As indicated above, Rule 7056, Bankr.R., allows a court to grant summary judgment only where there exists no genuine issues of material fact. In those instances summary judgment is appropriate as a matter of law. With regard to the Complaint Counts alleging avoidability of the subject transfers pursuant to § 544 and § 548 of the Bankruptcy Code, as found herein, summary judgment is appropriative in favor of the Defendant Lake, as a matter of law. The same result, however, does not follow regarding the avoidability issue relative to § 549 of the Code. In the latter regard, whether the transfers involved an active or passive concealment, such is questioned. Additionally, it is disputed whether the transfers were made on account of an antecedent obligation or. whether Lake possessed any kind of claim against the Debt- or, as none was scheduled. As such, these items constitute genuine issues of material fact which would render a grant of summary judgment respecting § 549 allegations to be improper.

Conclusion

Accordingly, the Defendant’s motion for summary judgment is granted, in part, and is overruled, in part.
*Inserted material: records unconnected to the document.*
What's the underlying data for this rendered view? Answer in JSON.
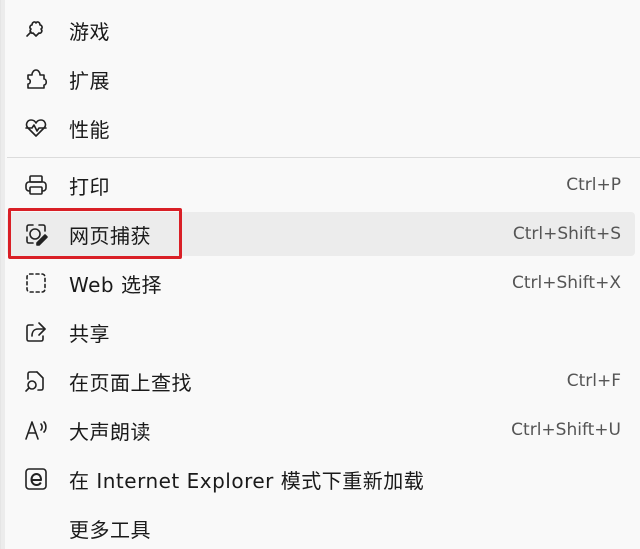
{
  "menu": {
    "items": [
      {
        "label": "游戏",
        "shortcut": "",
        "icon": "games-icon"
      },
      {
        "label": "扩展",
        "shortcut": "",
        "icon": "extensions-icon"
      },
      {
        "label": "性能",
        "shortcut": "",
        "icon": "performance-icon"
      },
      {
        "label": "打印",
        "shortcut": "Ctrl+P",
        "icon": "print-icon"
      },
      {
        "label": "网页捕获",
        "shortcut": "Ctrl+Shift+S",
        "icon": "web-capture-icon"
      },
      {
        "label": "Web 选择",
        "shortcut": "Ctrl+Shift+X",
        "icon": "web-select-icon"
      },
      {
        "label": "共享",
        "shortcut": "",
        "icon": "share-icon"
      },
      {
        "label": "在页面上查找",
        "shortcut": "Ctrl+F",
        "icon": "find-icon"
      },
      {
        "label": "大声朗读",
        "shortcut": "Ctrl+Shift+U",
        "icon": "read-aloud-icon"
      },
      {
        "label": "在 Internet Explorer 模式下重新加载",
        "shortcut": "",
        "icon": "ie-icon"
      },
      {
        "label": "更多工具",
        "shortcut": "",
        "icon": ""
      }
    ],
    "highlight_color": "#d91f26"
  }
}
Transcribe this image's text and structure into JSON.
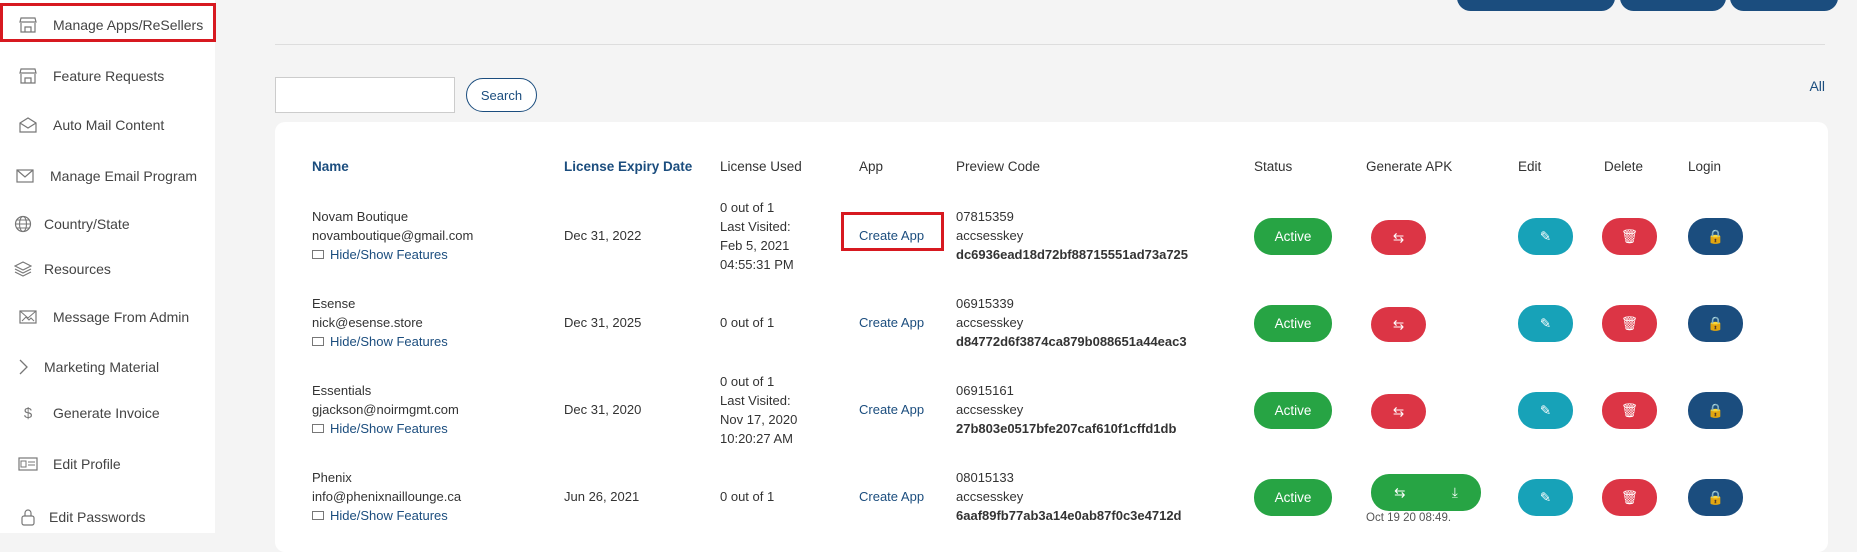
{
  "sidebar": {
    "items": [
      {
        "label": "Manage Apps/ReSellers",
        "icon": "store-icon"
      },
      {
        "label": "Feature Requests",
        "icon": "store-icon"
      },
      {
        "label": "Auto Mail Content",
        "icon": "mail-open-icon"
      },
      {
        "label": "Manage Email Program",
        "icon": "mail-icon"
      },
      {
        "label": "Country/State",
        "icon": "globe-icon"
      },
      {
        "label": "Resources",
        "icon": "layers-icon"
      },
      {
        "label": "Message From Admin",
        "icon": "mail-image-icon"
      },
      {
        "label": "Marketing Material",
        "icon": "chevron-right-icon"
      },
      {
        "label": "Generate Invoice",
        "icon": "dollar-icon"
      },
      {
        "label": "Edit Profile",
        "icon": "id-card-icon"
      },
      {
        "label": "Edit Passwords",
        "icon": "lock-icon"
      }
    ]
  },
  "toolbar": {
    "search_value": "",
    "search_label": "Search",
    "all_label": "All"
  },
  "table": {
    "headers": {
      "name": "Name",
      "expiry": "License Expiry Date",
      "used": "License Used",
      "app": "App",
      "preview": "Preview Code",
      "status": "Status",
      "generate": "Generate APK",
      "edit": "Edit",
      "delete": "Delete",
      "login": "Login"
    },
    "rows": [
      {
        "name": "Novam Boutique",
        "email": "novamboutique@gmail.com",
        "features": "Hide/Show Features",
        "expiry": "Dec 31, 2022",
        "used": [
          "0 out of 1",
          "Last Visited:",
          "Feb 5, 2021",
          "04:55:31 PM"
        ],
        "app": "Create App",
        "code": "07815359",
        "key_label": "accsesskey",
        "key": "dc6936ead18d72bf88715551ad73a725",
        "status": "Active"
      },
      {
        "name": "Esense",
        "email": "nick@esense.store",
        "features": "Hide/Show Features",
        "expiry": "Dec 31, 2025",
        "used": [
          "0 out of 1"
        ],
        "app": "Create App",
        "code": "06915339",
        "key_label": "accsesskey",
        "key": "d84772d6f3874ca879b088651a44eac3",
        "status": "Active"
      },
      {
        "name": "Essentials",
        "email": "gjackson@noirmgmt.com",
        "features": "Hide/Show Features",
        "expiry": "Dec 31, 2020",
        "used": [
          "0 out of 1",
          "Last Visited:",
          "Nov 17, 2020",
          "10:20:27 AM"
        ],
        "app": "Create App",
        "code": "06915161",
        "key_label": "accsesskey",
        "key": "27b803e0517bfe207caf610f1cffd1db",
        "status": "Active"
      },
      {
        "name": "Phenix",
        "email": "info@phenixnaillounge.ca",
        "features": "Hide/Show Features",
        "expiry": "Jun 26, 2021",
        "used": [
          "0 out of 1"
        ],
        "app": "Create App",
        "code": "08015133",
        "key_label": "accsesskey",
        "key": "6aaf89fb77ab3a14e0ab87f0c3e4712d",
        "status": "Active",
        "apk_timestamp": "Oct 19 20 08:49."
      }
    ]
  },
  "colors": {
    "primary": "#1b4d7e",
    "success": "#27a444",
    "danger": "#dc3545",
    "info": "#17a2b8",
    "highlight": "#d71920"
  }
}
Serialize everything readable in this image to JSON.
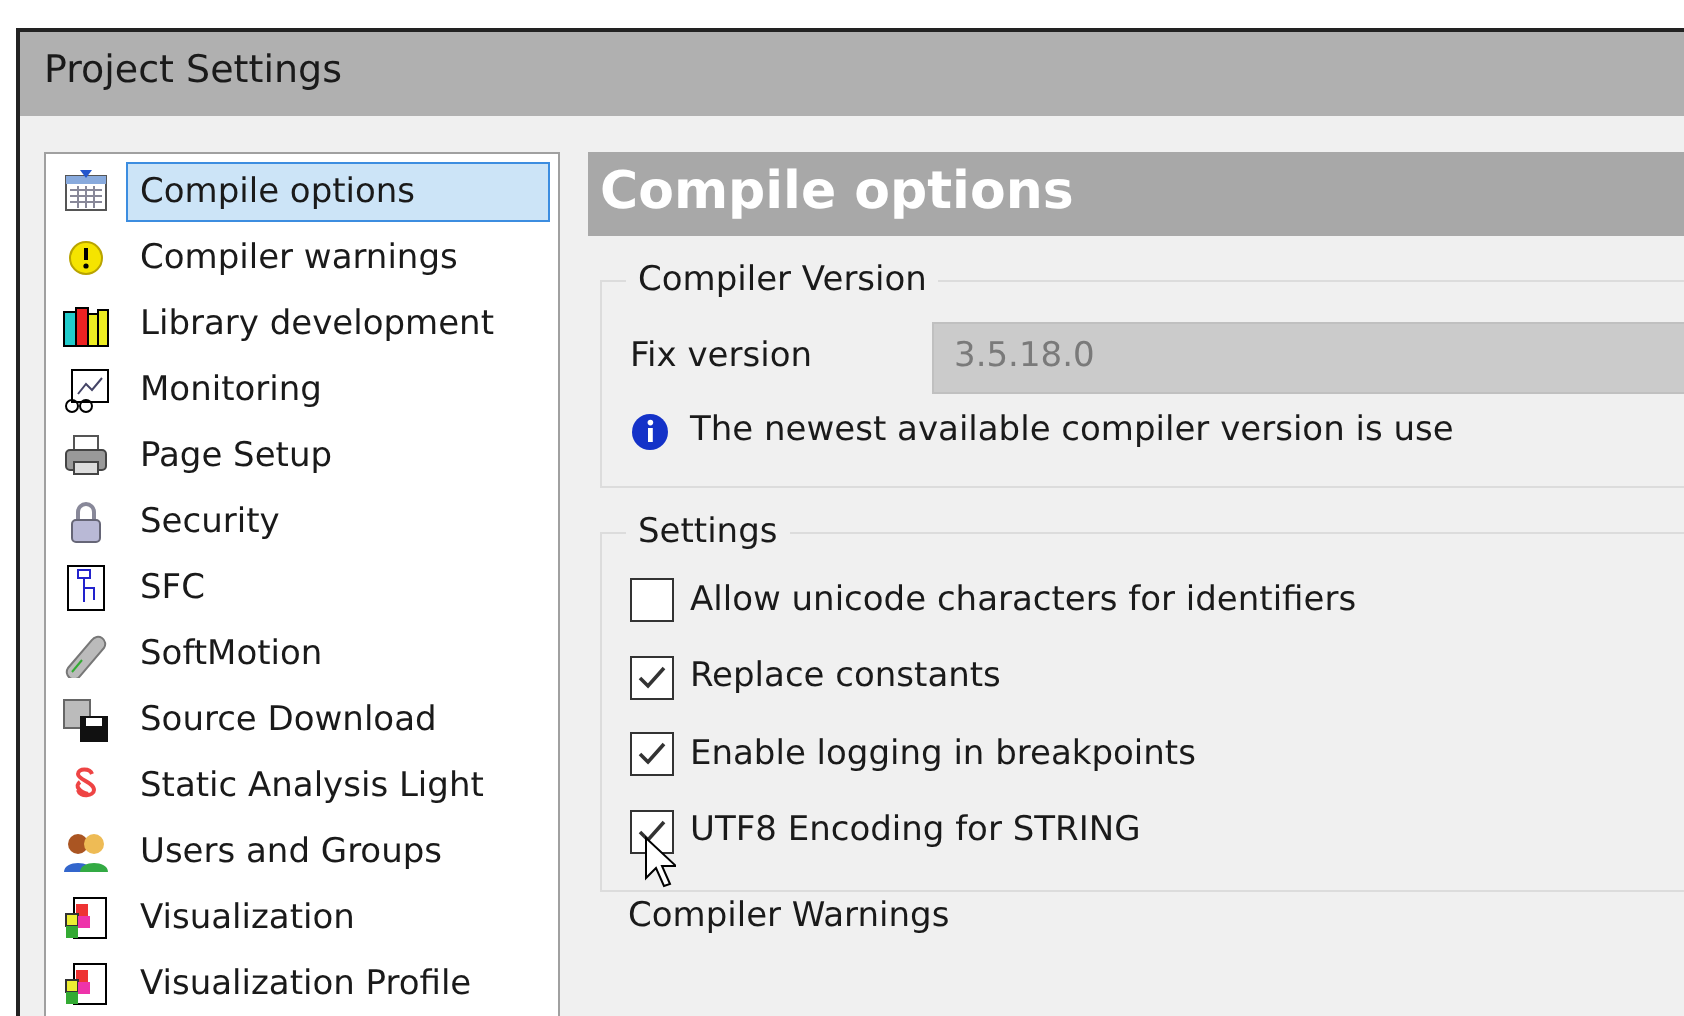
{
  "window": {
    "title": "Project Settings"
  },
  "sidebar": {
    "items": [
      {
        "label": "Compile options",
        "selected": true
      },
      {
        "label": "Compiler warnings",
        "selected": false
      },
      {
        "label": "Library development",
        "selected": false
      },
      {
        "label": "Monitoring",
        "selected": false
      },
      {
        "label": "Page Setup",
        "selected": false
      },
      {
        "label": "Security",
        "selected": false
      },
      {
        "label": "SFC",
        "selected": false
      },
      {
        "label": "SoftMotion",
        "selected": false
      },
      {
        "label": "Source Download",
        "selected": false
      },
      {
        "label": "Static Analysis Light",
        "selected": false
      },
      {
        "label": "Users and Groups",
        "selected": false
      },
      {
        "label": "Visualization",
        "selected": false
      },
      {
        "label": "Visualization Profile",
        "selected": false
      }
    ]
  },
  "panel": {
    "title": "Compile options",
    "compiler_version": {
      "legend": "Compiler Version",
      "field_label": "Fix version",
      "field_value": "3.5.18.0",
      "disabled": true,
      "info": "The newest available compiler version is use"
    },
    "settings": {
      "legend": "Settings",
      "options": [
        {
          "label": "Allow unicode characters for identifiers",
          "checked": false
        },
        {
          "label": "Replace constants",
          "checked": true
        },
        {
          "label": "Enable logging in breakpoints",
          "checked": true
        },
        {
          "label": "UTF8 Encoding for STRING",
          "checked": true
        }
      ]
    },
    "next_section": {
      "legend": "Compiler Warnings"
    }
  }
}
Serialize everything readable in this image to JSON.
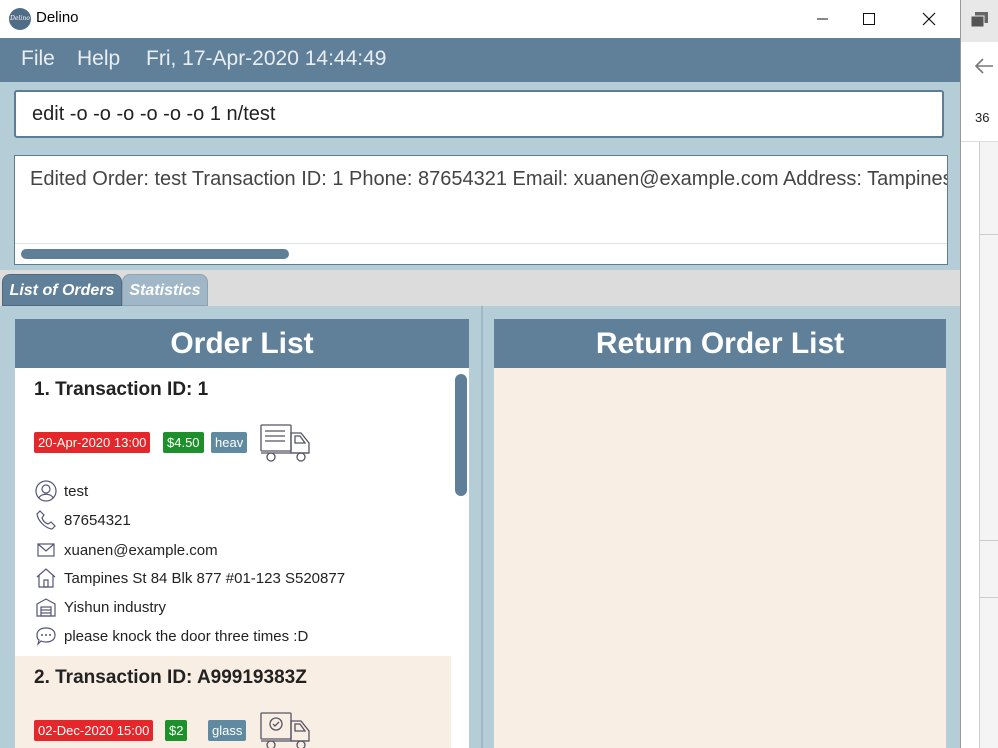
{
  "window": {
    "title": "Delino",
    "logo_text": "Delino"
  },
  "menu": {
    "file": "File",
    "help": "Help",
    "datetime": "Fri, 17-Apr-2020 14:44:49"
  },
  "command": {
    "value": "edit -o -o -o -o -o -o 1 n/test"
  },
  "result": {
    "text": "Edited Order: test Transaction ID: 1 Phone: 87654321 Email: xuanen@example.com Address: Tampines"
  },
  "tabs": [
    {
      "label": "List of Orders",
      "active": true
    },
    {
      "label": "Statistics",
      "active": false
    }
  ],
  "order_panel": {
    "title": "Order List"
  },
  "return_panel": {
    "title": "Return Order List"
  },
  "orders": [
    {
      "index_title": "1.  Transaction ID: 1",
      "date": "20-Apr-2020 13:00",
      "price": "$4.50",
      "type": "heav",
      "delivered": false,
      "name": "test",
      "phone": "87654321",
      "email": "xuanen@example.com",
      "address": "Tampines St 84 Blk 877 #01-123 S520877",
      "warehouse": "Yishun industry",
      "comment": "please knock the door three times :D",
      "background": "#ffffff"
    },
    {
      "index_title": "2.  Transaction ID: A99919383Z",
      "date": "02-Dec-2020 15:00",
      "price": "$2",
      "type": "glass",
      "delivered": true,
      "background": "#f9eee4"
    }
  ],
  "background_window": {
    "number": "36"
  },
  "colors": {
    "accent": "#607f99",
    "panel_bg": "#b5cdd7",
    "return_bg": "#f9eee4",
    "tag_red": "#e5262b",
    "tag_green": "#1d8f2b",
    "tag_gray": "#5f8aa0"
  }
}
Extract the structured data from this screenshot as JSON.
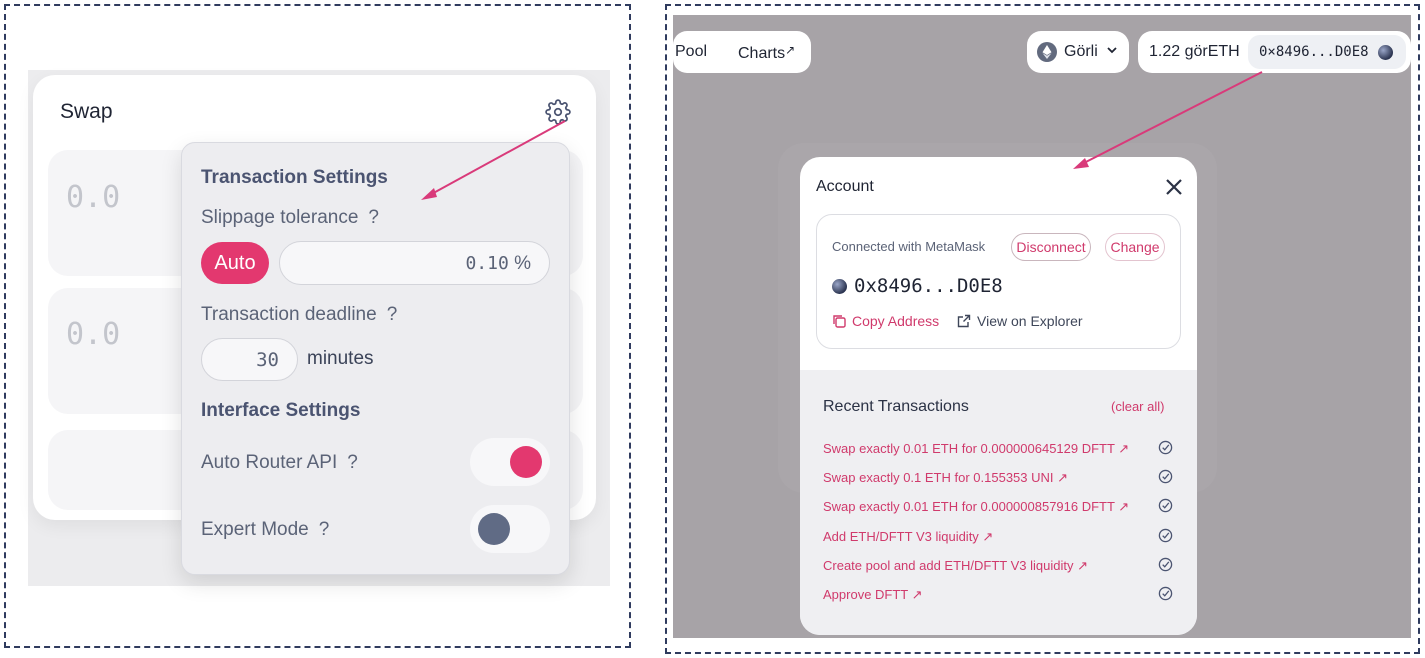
{
  "left": {
    "swap_title": "Swap",
    "amounts": [
      "0.0",
      "0.0"
    ],
    "settings": {
      "transaction_heading": "Transaction Settings",
      "slippage_label": "Slippage tolerance",
      "help": "?",
      "auto_label": "Auto",
      "slippage_value": "0.10",
      "percent": "%",
      "deadline_label": "Transaction deadline",
      "deadline_value": "30",
      "minutes": "minutes",
      "interface_heading": "Interface Settings",
      "auto_router_label": "Auto Router API",
      "auto_router_on": true,
      "expert_mode_label": "Expert Mode",
      "expert_mode_on": false
    },
    "accent": "#e3386f"
  },
  "right": {
    "nav": {
      "pool": "Pool",
      "charts": "Charts",
      "charts_arrow": "↗",
      "network": "Görli",
      "balance": "1.22 görETH",
      "address": "0×8496...D0E8"
    },
    "modal": {
      "title": "Account",
      "connected_with": "Connected with MetaMask",
      "disconnect": "Disconnect",
      "change": "Change",
      "address": "0x8496...D0E8",
      "copy_address": "Copy Address",
      "view_explorer": "View on Explorer",
      "recent_title": "Recent Transactions",
      "clear_all": "(clear all)",
      "transactions": [
        "Swap exactly 0.01 ETH for 0.000000645129 DFTT ↗",
        "Swap exactly 0.1 ETH for 0.155353 UNI ↗",
        "Swap exactly 0.01 ETH for 0.000000857916 DFTT ↗",
        "Add ETH/DFTT V3 liquidity ↗",
        "Create pool and add ETH/DFTT V3 liquidity ↗",
        "Approve DFTT ↗"
      ]
    },
    "link_color": "#d03a6c"
  }
}
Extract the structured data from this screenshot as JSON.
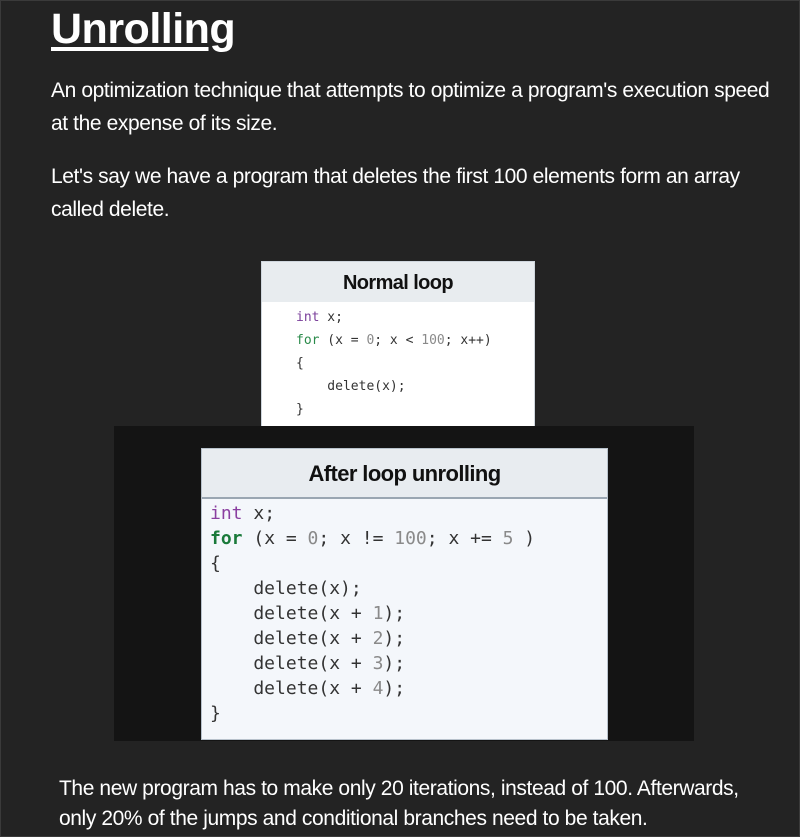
{
  "slide": {
    "title": "Unrolling",
    "para1": "An optimization technique that attempts to optimize a program's execution speed at the expense of its size.",
    "para2": "Let's say we have a program that deletes the first 100 elements form an array called delete.",
    "para3": "The new program has to make only 20 iterations, instead of 100. Afterwards, only 20% of the jumps and conditional branches need to be taken."
  },
  "normal_loop": {
    "heading": "Normal loop",
    "code": {
      "kw_int": "int",
      "decl": " x;",
      "kw_for": "for",
      "header_a": " (x = ",
      "zero": "0",
      "header_b": "; x < ",
      "hundred": "100",
      "header_c": "; x++)",
      "open": "{",
      "body": "    delete(x);",
      "close": "}"
    }
  },
  "unrolled_loop": {
    "heading": "After loop unrolling",
    "code": {
      "kw_int": "int",
      "decl": " x;",
      "kw_for": "for",
      "header_a": " (x = ",
      "zero": "0",
      "header_b": "; x != ",
      "hundred": "100",
      "header_c": "; x += ",
      "five": "5",
      "header_d": " )",
      "open": "{",
      "line1": "    delete(x);",
      "line2a": "    delete(x + ",
      "n1": "1",
      "line2b": ");",
      "line3a": "    delete(x + ",
      "n2": "2",
      "line3b": ");",
      "line4a": "    delete(x + ",
      "n3": "3",
      "line4b": ");",
      "line5a": "    delete(x + ",
      "n4": "4",
      "line5b": ");",
      "close": "}"
    }
  },
  "colors": {
    "background": "#232323",
    "text": "#ffffff",
    "keyword_type": "#8a3fa0",
    "keyword_control": "#1a7a3a"
  }
}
The Trustee’s motion for summary judgment is granted, in part, and is overruled, in part. The parties are hereby directed to proceed to a final pretrial scheduled for May 5,1993 at 2:00 P.M. The trial will convene on May 14, 1993 at 8:30 A.M.

IT IS SO ORDERED. 
      
      . 11 U.S.C. § 549(d): “An action or proceeding under this section may not be commenced after the earlier of — (1) two years after the date of transfer sought to be avoided; or (2) the time the case is closed or dismissed."